Floyd the giraffe has been a shining star since birth. His sweet demeanor, honey-hued pigmentation and voracious appetite for lettuce seldom goes unnoticed by guests.
But what Floyd has in charisma, he lacks in stature. At nearly four years of age, Floyd is significantly smaller than he should be. He is a full foot shorter than his half-brother Sprinkle, who was born 11 months after Floyd.
The cause of Floyd’s stunted growth remains unverified, but it had not been problematic for him—which is remarkable given the correlation between low growth rate and poor body condition in other animals.
Unfortunately, Floyd hasn’t been doing so well lately. Floyd has exhibited on-and-off difficulty walking and balancing since January. We were eager to find a solution immediately, but diagnosing health issues in large animals like giraffe can be challenging for two reasons: imaging tools (such as X-rays, ultrasounds and MRIs) cannot capture a full picture of the abdomen, and anesthesia for a full-body exam is a risky venture. The best place for our veterinarians to start was collecting and testing Floyd’s blood, urine and feces.
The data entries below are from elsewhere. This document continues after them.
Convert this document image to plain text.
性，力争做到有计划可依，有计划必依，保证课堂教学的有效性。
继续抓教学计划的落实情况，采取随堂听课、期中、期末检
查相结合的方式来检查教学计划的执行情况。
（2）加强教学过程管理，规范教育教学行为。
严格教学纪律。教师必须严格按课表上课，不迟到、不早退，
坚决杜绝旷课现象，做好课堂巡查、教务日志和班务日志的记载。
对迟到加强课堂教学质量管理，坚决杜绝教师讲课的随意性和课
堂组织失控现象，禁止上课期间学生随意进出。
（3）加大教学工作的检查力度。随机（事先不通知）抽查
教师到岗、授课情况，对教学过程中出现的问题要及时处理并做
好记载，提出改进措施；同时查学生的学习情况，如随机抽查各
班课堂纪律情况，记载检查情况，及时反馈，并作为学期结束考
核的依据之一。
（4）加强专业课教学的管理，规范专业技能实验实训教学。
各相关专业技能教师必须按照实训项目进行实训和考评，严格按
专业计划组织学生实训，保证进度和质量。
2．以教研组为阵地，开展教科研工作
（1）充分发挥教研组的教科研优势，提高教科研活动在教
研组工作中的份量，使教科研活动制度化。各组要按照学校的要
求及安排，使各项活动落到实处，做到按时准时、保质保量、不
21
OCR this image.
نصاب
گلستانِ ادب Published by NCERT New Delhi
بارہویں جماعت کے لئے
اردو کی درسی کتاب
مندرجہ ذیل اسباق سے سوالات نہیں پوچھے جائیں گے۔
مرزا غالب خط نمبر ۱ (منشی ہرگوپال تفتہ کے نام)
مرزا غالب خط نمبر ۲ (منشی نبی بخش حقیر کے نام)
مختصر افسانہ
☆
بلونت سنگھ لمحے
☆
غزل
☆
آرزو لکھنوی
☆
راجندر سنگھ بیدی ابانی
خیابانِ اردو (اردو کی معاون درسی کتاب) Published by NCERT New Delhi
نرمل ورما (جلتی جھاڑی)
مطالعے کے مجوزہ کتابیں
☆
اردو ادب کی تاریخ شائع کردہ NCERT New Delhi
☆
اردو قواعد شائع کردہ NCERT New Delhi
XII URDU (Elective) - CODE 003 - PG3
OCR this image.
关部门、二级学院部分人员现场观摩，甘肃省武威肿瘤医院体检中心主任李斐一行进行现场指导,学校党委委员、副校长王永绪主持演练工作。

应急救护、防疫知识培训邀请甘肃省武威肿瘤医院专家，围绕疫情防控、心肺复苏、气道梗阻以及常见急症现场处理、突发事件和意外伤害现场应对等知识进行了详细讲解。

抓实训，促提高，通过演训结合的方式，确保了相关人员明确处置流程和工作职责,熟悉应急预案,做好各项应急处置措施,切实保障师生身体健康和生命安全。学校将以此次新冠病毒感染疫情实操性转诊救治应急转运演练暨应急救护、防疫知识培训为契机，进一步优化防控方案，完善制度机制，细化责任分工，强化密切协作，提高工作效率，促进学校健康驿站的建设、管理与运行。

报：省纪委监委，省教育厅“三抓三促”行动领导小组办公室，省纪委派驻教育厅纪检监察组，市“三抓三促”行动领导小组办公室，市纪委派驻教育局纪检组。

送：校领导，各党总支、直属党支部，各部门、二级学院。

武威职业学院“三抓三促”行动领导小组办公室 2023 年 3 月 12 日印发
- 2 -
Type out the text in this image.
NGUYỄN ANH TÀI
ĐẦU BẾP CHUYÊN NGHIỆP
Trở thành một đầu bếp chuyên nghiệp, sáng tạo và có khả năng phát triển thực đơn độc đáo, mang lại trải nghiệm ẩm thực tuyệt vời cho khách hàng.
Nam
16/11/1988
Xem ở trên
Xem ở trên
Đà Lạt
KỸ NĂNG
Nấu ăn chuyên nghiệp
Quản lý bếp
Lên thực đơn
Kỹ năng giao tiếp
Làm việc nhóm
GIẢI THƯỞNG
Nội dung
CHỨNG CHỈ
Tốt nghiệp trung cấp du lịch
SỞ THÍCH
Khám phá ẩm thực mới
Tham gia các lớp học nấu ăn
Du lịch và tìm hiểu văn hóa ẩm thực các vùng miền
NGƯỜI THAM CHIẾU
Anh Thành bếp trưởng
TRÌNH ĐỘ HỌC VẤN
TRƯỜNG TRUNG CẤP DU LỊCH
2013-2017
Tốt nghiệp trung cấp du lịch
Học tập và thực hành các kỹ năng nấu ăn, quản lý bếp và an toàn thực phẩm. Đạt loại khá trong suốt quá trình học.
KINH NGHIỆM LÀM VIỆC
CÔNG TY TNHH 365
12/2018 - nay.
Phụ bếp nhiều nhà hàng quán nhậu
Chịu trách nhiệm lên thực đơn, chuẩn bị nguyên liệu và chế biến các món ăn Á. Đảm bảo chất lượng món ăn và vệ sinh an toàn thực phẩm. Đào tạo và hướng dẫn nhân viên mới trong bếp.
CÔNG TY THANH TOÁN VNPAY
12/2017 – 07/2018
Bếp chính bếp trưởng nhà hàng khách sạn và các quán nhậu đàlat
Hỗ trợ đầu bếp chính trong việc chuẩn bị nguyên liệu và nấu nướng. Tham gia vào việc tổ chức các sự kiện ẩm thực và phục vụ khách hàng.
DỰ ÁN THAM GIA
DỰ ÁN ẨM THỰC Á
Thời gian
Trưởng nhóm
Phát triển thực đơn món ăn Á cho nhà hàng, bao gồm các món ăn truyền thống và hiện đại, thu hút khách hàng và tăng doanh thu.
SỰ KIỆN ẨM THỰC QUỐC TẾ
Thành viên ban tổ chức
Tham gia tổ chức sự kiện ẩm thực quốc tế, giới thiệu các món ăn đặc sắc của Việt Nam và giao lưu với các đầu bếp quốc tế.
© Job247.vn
A month’s worth of panels for tick-borne diseases, worms, and sand colic—ailments consistent with Floyd’s symptoms—all came back negative. His urine did not contain any crystals, meaning he was unlikely to be suffering from kidney or bladder stones. This was shaping up to be a true medical mystery, and it left giraffe specialists at other institutions equally stumped.
“Trying to figure out what’s going on with Floyd is like trying to solve a jigsaw puzzle,” said staff veterinarian Kyle Donnelly. “The variables keep changing, and it’s not quite like anything anyone has seen before.”
As Floyd’s issues progressed, Donnelly observed a gradual increase in his blood phosphorous levels. This may suggest rumenitis—an inflammation of one of Floyd’s stomach compartments. This disease was not immediately considered because it generally does not lead to the joint discomfort Floyd appeared to be experiencing. In some other species, however, rumenitis can cause an inflammation of the hoof wall called laminitis—meaning that this could be one of very few documented instances of rumenitis-induced laminitis in giraffe.
Since the possibility of rumenitis was floated last week, keepers have replaced some of the hay in his diet with browse and begun medicating him with a specialty drug. He appears to be feeling better, but Donnelly remains guarded given the nonlinear history of this aliment.
“The truth is, we don’t know what the future holds for Floyd,” said Donnelly, “but I do know we’re going to continue doing everything we can to bring him back to health and keep him comfortable.”